Hahaha ok sorry clearly we need to go outside of the government if we want clear and concise on this topic, terms that the government is not known for. Since I have been beating on Gartner lately let’s see what Forrester has to say about this.
Our definition: Multitenancy defines IT architectures that let multiple customers (tenants) share the same applications and/or compute resources with security, reliability, and consistent performance.
Our research yielded three major findings about multitenant architectures. These are:
-
Multitenant architectures must strike a balance between sharing and security. To deliver cost savings and scalability, a multitenant architecture must be able to manage dynamic resource consumption by its tenants without violating their security. These two goals ultimately conflict with one another, since shared resources and individual security rarely go hand in hand.
-
Two common multitenant architecture models have arisen. Dedicated resource models stake boundaries within shared infrastructure, defining the resources a tenant can access, allowing for tangible and secure walls but lower flexibility. Metadata map models chart protected pathways to shared resources, allowing for increased flexibility, but they ultimately may feel less secure.
-
Despite resource sharing, multitenancy will often improve security. Most current enterprise security models are perimeter-based, making you vulnerable to inside attacks.
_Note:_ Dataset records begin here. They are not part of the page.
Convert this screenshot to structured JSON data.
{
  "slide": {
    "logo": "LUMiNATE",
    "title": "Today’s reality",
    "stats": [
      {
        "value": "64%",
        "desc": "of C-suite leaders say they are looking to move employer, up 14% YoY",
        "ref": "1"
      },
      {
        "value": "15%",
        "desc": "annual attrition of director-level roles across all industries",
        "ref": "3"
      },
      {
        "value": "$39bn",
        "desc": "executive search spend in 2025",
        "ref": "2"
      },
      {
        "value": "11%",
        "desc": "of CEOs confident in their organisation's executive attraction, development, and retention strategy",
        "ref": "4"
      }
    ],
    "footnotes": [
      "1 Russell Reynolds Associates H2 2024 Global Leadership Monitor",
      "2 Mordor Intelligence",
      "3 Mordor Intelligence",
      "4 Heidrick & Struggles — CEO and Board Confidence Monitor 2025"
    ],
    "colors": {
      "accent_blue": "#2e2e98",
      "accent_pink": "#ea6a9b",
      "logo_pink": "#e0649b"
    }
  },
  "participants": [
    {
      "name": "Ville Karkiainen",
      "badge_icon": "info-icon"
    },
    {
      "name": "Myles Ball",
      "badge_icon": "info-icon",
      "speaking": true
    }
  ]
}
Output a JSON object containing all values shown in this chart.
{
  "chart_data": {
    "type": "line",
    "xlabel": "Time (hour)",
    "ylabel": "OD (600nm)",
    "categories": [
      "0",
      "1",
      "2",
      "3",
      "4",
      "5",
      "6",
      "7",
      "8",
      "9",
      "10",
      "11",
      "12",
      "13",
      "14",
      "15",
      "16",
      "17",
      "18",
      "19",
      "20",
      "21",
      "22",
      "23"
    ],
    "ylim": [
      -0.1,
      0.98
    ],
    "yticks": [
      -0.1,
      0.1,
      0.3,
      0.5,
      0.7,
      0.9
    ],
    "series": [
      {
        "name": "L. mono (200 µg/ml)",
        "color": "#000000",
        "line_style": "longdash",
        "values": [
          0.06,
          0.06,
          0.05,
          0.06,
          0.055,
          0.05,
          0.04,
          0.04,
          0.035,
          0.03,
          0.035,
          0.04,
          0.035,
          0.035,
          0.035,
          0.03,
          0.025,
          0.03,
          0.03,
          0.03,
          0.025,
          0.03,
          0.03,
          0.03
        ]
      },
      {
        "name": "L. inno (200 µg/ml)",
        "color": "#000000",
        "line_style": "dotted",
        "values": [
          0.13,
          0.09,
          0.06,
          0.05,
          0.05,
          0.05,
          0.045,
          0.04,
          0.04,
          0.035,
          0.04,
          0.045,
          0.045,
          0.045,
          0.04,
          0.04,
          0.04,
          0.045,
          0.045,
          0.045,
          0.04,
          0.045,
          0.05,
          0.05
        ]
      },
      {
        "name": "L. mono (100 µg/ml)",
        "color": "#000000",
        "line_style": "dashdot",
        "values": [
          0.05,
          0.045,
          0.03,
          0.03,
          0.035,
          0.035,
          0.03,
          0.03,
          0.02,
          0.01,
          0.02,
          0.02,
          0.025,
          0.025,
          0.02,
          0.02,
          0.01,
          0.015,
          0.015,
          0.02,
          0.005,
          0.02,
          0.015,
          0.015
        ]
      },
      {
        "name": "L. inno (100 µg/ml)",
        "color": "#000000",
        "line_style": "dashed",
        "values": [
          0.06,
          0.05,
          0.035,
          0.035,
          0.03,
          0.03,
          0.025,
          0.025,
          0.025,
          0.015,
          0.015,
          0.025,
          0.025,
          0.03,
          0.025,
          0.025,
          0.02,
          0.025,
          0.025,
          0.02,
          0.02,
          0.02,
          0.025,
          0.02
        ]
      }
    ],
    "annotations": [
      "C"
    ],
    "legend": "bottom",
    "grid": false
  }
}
Multitenant services secure all assets at all times, since those within the main perimeter are all different clients. Leveraging a mix of dedicated resources and metadata map architectures, these services can deliver stronger security.
You know what I can live with this, because at the end of the day it does actually depend.
We will never get everyone to agree to the definition of something life multi-tenant until we reach the utilization stage of solution maturity. Cloud is maturing but it’s not there yet. In the mean time we just need to know that everyone is trying to position their solutions as multi-tenant. If you are reading this odds are you are in a position to advise or make IT decisions so you need to know that words and language have power (I know I have said it before). Understanding that things some products are built for hybrid cloud management like vRealize Automation are only meant for multi-tenant for a single organization (as of today). That public cloud management solutions that logically separate shared resource multi-tenant solutions not without risk. Multi-tenant dedicated resource backends are expensive but they lack the issues found in logical separation from hardware and networking but tend to find front-end issues with portals or the ever present user created security gap.
Education and understanding help to lead you to intelligent and open-eyed decisions, which means you can mitigate, accept, or minimize the risks you take. Multi-tenancy will be defined by the customer so let’s make sure we all define their understanding of the word clearly to assist them in making the best choice possible.